The dispute is part a broader crisis in which Russia annexed
Crimea from Ukraine in March following the overthrow of the
country's Moscow-leaning president, and tensions are high
following the shooting down of a Ukrainian military transport
plane by the rebels in east Ukraine.
Gazprom has said Ukraine should pay at least $1.95 billion -
part of its debt for Russian gas supplies - by Monday, or face
being switched to a system under which it would receive only gas
it pays for in advance, and possible gas supply cuts.
After the failure of several rounds of talks, the last of
which were in Brussels this week, Ukraine's government ordered
the energy sector, ministers and local authorities to prepare
for supply cuts.
Russia initially demanded at the talks that Ukraine should
pay $485 per 1,000 cubic metres of gas but then offered to
remove the export duty, a move that would cut the price to $385
- around the average amount paid by Russia's European clients.
Ukraine had held out for $268.5 until Friday, when it said
it was ready to pay $326 for an interim period of 18 months
while a long-term price was worked out.
Russian energy authorities said last week that the price of
$385 was final, but Prodan suggested to reporters Ukraine was
not ready to go beyond its offer of $326.

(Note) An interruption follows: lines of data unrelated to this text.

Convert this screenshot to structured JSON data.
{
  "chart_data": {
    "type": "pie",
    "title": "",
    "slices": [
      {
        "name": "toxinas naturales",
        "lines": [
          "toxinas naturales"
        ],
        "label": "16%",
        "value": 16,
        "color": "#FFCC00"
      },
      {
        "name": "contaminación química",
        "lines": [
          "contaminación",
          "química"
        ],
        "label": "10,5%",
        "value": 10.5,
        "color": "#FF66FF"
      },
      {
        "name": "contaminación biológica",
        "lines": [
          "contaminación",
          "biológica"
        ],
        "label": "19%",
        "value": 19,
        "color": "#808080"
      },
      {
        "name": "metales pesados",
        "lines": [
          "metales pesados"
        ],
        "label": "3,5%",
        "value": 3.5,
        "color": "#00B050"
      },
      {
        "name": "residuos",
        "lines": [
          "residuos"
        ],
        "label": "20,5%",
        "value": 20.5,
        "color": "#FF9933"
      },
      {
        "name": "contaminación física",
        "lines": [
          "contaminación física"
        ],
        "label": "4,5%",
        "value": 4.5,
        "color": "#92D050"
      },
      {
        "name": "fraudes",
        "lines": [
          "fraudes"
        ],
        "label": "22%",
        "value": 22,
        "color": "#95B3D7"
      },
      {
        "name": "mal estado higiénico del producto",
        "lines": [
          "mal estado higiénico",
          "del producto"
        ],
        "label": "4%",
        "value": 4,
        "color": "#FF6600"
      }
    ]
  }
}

Russia has extended its deadline twice in the past few weeks
to allow more time to reach a deal but has made clear it will
not do so again.
Russia meets about a third of the EU's gas needs, and around
half of the gas is delivered via pipelines that go through
Supply cuts would not be a big problem now because it is
summer and the EU and Ukraine have enough gas in storage, but
the EU suffered serious disruptions in supplies when Russia cut
off supplies in a gas war with Kiev in 2009.